Fishing reports published in print are generalized and weeks may have passed before the report gets into your hands, so for timely up-to-date reports, visit our Fishing Reports online. Current reports will be published every Friday by noon — just in time for your weekend fishing adventures. In the meantime, here’s our monthly prognostication.

fishing reports
Fishing reports editor Dillon Waters doesn't stop fishing when the November chill sets in - and neither should you. 


Considering the early flurry of swordfish action at the canyons last month, there could be a solid shot at getting daytime bites this November. The biggest challenge, of course, will be finding an acceptable weather-window. On the inshore grounds, meanwhile, sea bass and flounder should continue providing good action through most or all of the month. And in the surf we’d expect some of the summer panfish to begin thinning out in northern areas, while the Virginia beaches will likely still be seeing kingfish (roundhead), blues, and more through the month.

fishing the mid-atlantic coast
Allie enjoyed tugging on some tog last November, and through this month that action should only get better and better.


On the freshwater scene November may be the most under-rated month of the year. Look back in past reports and you’ll see talk of action in the rivers, reservoirs, and tribs, including red-hot bites on everything from rainbow trout to rock bass. As the weather gets slightly tougher to deal with many anglers hang up their gear, but for most or all of this month the water temps will remain such that freshwater fish will be chewing to the max as they hope to fatten up for winter. Don’t let opportunity pass you by, people, grab a jacket and get out there!


Just what the activity level is in this neck of the woods will depend quite a bit on the weather, and hopefully water quality in the northern reaches of the Bay won’t be quite as sketchy as they were at times last November. If clarity is decent expect to find a striper bite at the dam pool and potentially on the flats. If the waters get riled, we can always fall back on old faithful — catfish — which should continue to feed more or less regardless of what the weather brings.


If past is any prediction, November will bring with it plenty of bird play in the Upper Bay but most of the fish up top will be small ones. Remember to fish deep around the schools to find keeper-sized rockfish, or try eeling to locate larger striped specimens. Also remember that the white perch will transition to deeper haunts through the course of this month. As that happens shift your efforts away from the shorelines, creeks, and coves, and begin searching drop-offs with 10-plus feet of water, shell bottom, or deep structure like the Bridge pilings and rockpiles.

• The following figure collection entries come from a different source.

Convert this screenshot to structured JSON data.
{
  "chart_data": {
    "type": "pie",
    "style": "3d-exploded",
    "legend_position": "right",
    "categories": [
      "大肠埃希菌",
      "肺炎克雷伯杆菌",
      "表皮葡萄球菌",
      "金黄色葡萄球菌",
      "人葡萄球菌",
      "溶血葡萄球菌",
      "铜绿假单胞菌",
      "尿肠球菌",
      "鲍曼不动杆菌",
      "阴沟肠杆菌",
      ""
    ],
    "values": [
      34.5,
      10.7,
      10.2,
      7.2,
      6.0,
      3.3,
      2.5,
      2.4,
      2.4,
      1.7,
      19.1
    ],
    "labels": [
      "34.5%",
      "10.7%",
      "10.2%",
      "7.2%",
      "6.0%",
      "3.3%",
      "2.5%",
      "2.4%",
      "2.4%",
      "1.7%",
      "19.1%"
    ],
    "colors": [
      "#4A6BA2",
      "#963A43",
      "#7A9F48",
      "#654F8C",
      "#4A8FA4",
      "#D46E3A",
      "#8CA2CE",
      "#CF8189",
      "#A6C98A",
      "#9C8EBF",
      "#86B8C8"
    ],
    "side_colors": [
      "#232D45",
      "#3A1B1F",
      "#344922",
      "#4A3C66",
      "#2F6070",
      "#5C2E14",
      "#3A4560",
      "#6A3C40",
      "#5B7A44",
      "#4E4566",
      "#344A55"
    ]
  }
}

Summer species may have departed, but this month we can hope for some of the best rockfish action of the year. Look for the fish to shift from trib mouths to open waters as the peanut bunker push towards deeper water, and by the end of the month if the temperatures dip it’ll be time to start searching deep along the channel edges. Perch should be moving to deeper water this month, as well.

kids fishing
Last year’s Thanksgiving fishing was some of the best of the season when it came to finding chunky rockfish — and there’s no reason to believe this November will be any different.


Rockfish will surely be the main target throughout the Lower Bay, and should be in fine form as this month begins. Expect topwater action and bird play early on (think: plugs and jigs), possibly transitioning to a deep-water bite (think: tandems and weighted umbrellas) at some point this month depending on how quickly it gets cold. But don’t forget that specks and reds should also provide solid action for some or all of November. Last fall early November was good from the waters of the Northern Neck on down, and hopefully we’ll enjoy more of the same this year.


This will likely be a month of change in the Sounds and all along the ESVA, starting off with good speckled trout and red drum action that may taper off and possibly cease by November’s end as temps drop. On the bright side, as those species abandon the shallows and head for deeper waters it’s common for rockfish to charge right in and fill the gap for a week or two before they go deep, as well. However those changes may progress, one thing is for sure: there should be excellent action in these waters all month long.


Those ISO specks and reds will likely have a great November in this neck of the woods, as both species have provided solid action right through the month in recent years. And remember, as speck numbers begin to thin out the biggest fish of the year are often caught. So, this is the time for trophy-hunting. Also note that tautog should crank up their volume at the CBBT and if we’re lucky at least early in the month some sheepshead will still be around, too. Same goes for flounder — get out there before the weather turns to get in a few last licks on the summerish species.